62. The FCA will (and firms should) take account of the effect of a conviction for a criminal offence on a person’s fitness on a case-by-case basis, taking into account the seriousness of, and circumstances surrounding, the offence, the explanation offered by the convicted person, the relevance of the offence to the role, the passage of time since the offence was committed and evidence of the individual’s rehabilitation. Offences are not just relevant if committed in a work context.

63. In relation to the main assessment criteria in respect of honesty, integrity and reputation, proposed changes include adding:-

"11A. whether the person has been asked to resign and resigned, from employment or from a position in (11). Whether the FCA considers (or a firm should consider) a resignation to be relevant will depend on the circumstances – for example, if a person is asked to resign in circumstances that cast doubt over their honesty or integrity, including where this is as a result of involvement in misconduct such as bullying, harassment, victimisation or discrimination; ..

14. whether the person has been found by a tribunal or court to have been engaged in bullying, harassment, victimisation or discrimination; and

15. whether the person has been the subject of an upheld internal complaint related to bullying, harassment, victimisation or discrimination."

Commentary

64. There is existing case law in relation to professionals which indicates that failing to act with integrity in personal life in a manner which is not relevant to how the person concerned is required to conduct themselves in their professional life should not in itself engage regulatory action (see Wingate v SRA [2018] 1 WLR 3696).

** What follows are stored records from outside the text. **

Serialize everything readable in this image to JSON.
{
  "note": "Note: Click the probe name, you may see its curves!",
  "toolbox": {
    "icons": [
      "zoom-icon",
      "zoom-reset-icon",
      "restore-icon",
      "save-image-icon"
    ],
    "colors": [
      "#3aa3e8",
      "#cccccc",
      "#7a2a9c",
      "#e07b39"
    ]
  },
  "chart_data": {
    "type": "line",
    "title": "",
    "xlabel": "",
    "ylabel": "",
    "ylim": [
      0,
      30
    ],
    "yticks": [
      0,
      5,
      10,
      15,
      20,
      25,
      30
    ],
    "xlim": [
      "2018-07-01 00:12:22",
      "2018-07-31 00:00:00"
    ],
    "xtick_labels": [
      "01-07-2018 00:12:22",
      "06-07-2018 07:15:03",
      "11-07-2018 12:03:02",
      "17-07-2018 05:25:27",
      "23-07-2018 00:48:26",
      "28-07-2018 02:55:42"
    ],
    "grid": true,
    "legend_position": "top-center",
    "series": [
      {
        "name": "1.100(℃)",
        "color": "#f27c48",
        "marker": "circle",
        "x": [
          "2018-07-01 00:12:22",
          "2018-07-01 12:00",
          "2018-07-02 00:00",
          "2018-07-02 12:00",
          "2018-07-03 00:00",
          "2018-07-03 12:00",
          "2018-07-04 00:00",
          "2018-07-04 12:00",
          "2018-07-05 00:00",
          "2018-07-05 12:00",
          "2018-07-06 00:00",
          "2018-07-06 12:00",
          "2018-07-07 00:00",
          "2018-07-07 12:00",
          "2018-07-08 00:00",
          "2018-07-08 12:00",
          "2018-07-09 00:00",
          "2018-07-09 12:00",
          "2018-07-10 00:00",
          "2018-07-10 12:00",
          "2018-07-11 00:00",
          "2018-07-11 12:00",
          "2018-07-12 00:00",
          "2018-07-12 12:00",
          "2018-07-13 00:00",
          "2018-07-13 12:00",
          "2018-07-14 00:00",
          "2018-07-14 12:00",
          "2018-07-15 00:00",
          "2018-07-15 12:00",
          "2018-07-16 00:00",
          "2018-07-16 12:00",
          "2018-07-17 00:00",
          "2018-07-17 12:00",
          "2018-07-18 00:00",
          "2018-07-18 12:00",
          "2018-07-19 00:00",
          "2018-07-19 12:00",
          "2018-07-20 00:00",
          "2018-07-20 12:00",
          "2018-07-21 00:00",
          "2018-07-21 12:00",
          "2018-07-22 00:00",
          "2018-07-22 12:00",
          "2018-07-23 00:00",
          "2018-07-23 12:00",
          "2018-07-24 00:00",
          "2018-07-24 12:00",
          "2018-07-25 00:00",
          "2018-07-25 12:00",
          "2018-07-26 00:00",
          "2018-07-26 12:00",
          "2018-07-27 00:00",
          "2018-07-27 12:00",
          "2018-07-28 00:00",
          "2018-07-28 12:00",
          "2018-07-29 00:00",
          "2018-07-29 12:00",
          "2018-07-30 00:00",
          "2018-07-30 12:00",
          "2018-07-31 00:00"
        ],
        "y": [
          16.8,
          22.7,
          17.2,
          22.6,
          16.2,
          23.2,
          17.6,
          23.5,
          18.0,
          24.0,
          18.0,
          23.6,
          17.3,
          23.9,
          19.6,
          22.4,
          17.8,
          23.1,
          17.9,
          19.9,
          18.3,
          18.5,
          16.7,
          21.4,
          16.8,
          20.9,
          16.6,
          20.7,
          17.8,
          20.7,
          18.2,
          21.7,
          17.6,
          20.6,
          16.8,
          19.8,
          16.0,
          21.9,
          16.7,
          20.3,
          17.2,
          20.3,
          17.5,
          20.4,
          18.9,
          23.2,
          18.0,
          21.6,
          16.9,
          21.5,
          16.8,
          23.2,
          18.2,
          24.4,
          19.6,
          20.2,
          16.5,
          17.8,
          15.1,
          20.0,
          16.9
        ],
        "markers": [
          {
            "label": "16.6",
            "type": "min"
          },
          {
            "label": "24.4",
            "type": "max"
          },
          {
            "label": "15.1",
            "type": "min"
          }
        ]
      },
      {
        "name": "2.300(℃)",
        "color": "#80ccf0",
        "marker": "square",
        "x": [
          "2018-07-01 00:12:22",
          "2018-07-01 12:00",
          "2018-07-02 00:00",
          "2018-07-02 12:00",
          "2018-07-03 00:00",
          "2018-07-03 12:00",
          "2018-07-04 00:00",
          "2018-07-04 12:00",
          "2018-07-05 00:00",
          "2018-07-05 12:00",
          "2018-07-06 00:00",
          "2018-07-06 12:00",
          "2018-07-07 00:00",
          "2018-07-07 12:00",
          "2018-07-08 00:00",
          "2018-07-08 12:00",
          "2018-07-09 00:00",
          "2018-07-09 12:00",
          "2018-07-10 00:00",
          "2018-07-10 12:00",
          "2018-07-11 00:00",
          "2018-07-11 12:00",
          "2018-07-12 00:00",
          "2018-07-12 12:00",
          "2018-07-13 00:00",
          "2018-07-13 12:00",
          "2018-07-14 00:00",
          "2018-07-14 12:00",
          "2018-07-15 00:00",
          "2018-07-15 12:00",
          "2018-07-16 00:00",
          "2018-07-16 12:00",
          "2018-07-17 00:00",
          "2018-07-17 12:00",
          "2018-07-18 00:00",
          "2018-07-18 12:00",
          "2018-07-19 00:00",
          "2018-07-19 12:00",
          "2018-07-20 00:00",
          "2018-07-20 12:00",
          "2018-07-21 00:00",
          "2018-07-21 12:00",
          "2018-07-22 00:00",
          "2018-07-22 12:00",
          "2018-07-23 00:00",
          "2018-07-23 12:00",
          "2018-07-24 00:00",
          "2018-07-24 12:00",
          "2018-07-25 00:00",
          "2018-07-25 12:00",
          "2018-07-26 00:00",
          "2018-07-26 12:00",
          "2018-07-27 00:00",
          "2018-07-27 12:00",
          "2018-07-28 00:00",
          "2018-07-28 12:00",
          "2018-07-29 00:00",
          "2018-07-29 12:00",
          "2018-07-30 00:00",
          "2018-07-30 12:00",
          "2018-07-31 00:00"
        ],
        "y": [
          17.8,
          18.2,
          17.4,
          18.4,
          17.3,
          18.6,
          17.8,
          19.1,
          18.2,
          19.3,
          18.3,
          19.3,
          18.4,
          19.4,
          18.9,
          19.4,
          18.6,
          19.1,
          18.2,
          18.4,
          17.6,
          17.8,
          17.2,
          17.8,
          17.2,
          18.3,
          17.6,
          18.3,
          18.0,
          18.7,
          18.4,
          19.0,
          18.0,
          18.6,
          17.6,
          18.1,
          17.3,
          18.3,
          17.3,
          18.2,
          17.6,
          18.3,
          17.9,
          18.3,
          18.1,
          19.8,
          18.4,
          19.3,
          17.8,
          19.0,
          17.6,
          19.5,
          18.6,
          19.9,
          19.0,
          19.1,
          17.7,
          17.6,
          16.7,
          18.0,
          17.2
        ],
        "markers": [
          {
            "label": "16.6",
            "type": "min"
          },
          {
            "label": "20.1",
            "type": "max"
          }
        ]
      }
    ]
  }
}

65. In Ryan Beckwith v SRA [2020] EWHC 3231 (Admin), the Court similarly held that the obligations to comply with the SRA Principles attached only to matters that touched upon professional practice as a solicitor and the facts found by the SDT did not demonstrate that to be the case.

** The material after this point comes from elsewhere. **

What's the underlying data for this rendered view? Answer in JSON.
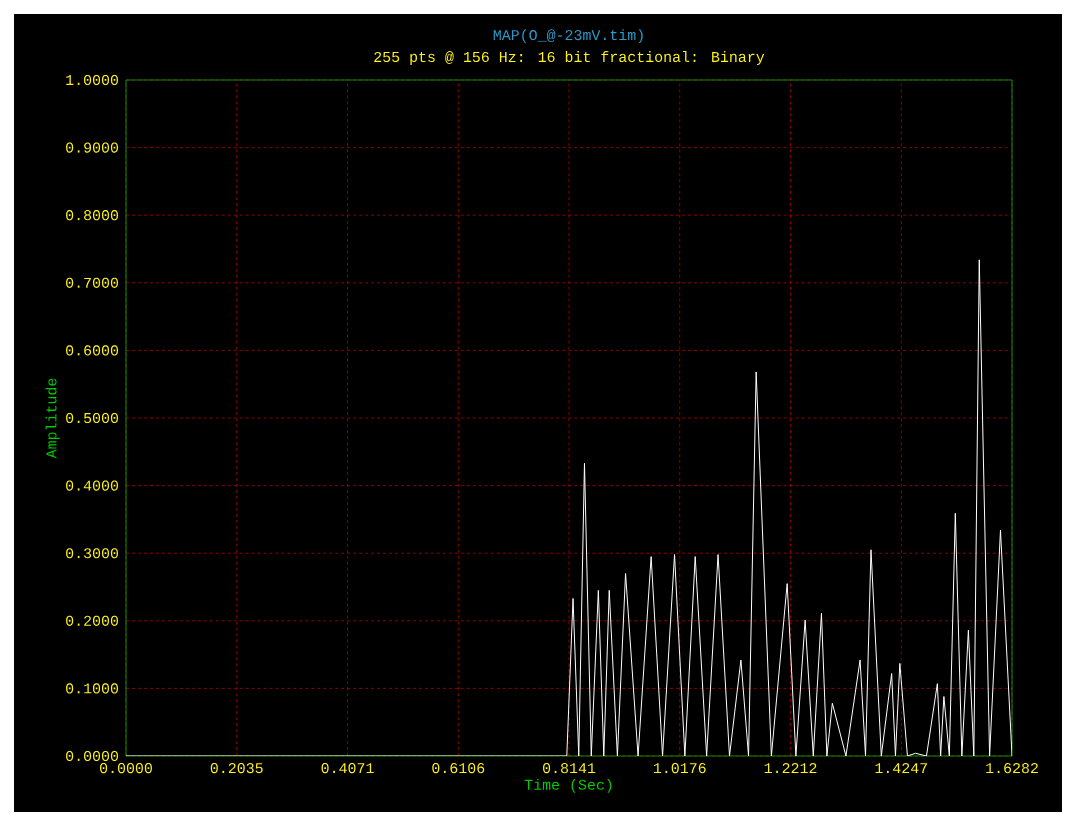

66. In FCA v Frensham, the Upper Tribunal ("UT") held that:-

"Provisions requiring professional persons to act with integrity or to be of sufficient repute may reach into private life only when conduct that is part of a person’s private life realistically touches on their practice of the profession concerned. The conduct must be qualitatively relevant because it engages the standard of behaviour set out in the regulatory code concerned".

67. In Frensham, the UT commented on the FCA's assertion that the public are entitled to expect that approved persons are individuals of the utmost integrity and reputation. They said:-

"That simply amounts to saying that the offence must be regarded as being so awful and would be regarded as such by fair-minded members of the public ……that the only answer to the question posed must be that the person concerned must be prohibited from working in the industry. That is presumably because public confidence in the industry would be significantly harmed if such a person was allowed to continue to work in the industry. However, the FCA’s guidance did not make it clear that particular offences were considered to be so serious that without more they would automatically disqualify the person concerned from working in the industry.”

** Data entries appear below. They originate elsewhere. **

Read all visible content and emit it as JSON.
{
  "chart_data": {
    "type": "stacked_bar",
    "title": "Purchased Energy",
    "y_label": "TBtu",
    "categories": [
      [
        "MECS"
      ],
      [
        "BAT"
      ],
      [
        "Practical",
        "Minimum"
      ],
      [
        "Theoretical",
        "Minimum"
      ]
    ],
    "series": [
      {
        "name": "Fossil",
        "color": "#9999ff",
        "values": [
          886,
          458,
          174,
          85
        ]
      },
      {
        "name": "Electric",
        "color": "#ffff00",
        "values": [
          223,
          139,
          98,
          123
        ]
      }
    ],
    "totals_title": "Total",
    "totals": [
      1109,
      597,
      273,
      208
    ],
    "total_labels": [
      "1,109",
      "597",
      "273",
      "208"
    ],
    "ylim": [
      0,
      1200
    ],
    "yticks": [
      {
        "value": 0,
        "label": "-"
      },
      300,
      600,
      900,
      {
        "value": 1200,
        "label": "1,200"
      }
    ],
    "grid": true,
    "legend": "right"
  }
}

68. The FCA's new proposals now refer in the context of individuals' fitness and propriety to maintaining confidence in the UK financial system. Serious non-financial misconduct, whether inside or outside the workplace, such as sexual or racially motivated offences, is unlikely to be compatible with their statutory objectives.

69. We ask ourselves - Is the FCA overreaching in seeking to make the changes it now proposes?

Author: David Capps

    

1 Existing COCON rule 1.1.7A 1) provides that where a firm is an SMCR firm other than an SMCR banking firm, the application of COCON is restricted to conduct that forms part of, or is for the purpose of, any of the following:
 

  • the SMCR financial activities of the firm; or
  • any activities of the firm that have, or might reasonably be regarded as likely to have, a negative effect on:

    (a) the integrity of the UK financial system; or

    (b) the ability of the firm to meet the “fit and proper” test; or

    (c) the ability of Firm A to meet the applicable financial resources requirements and standards.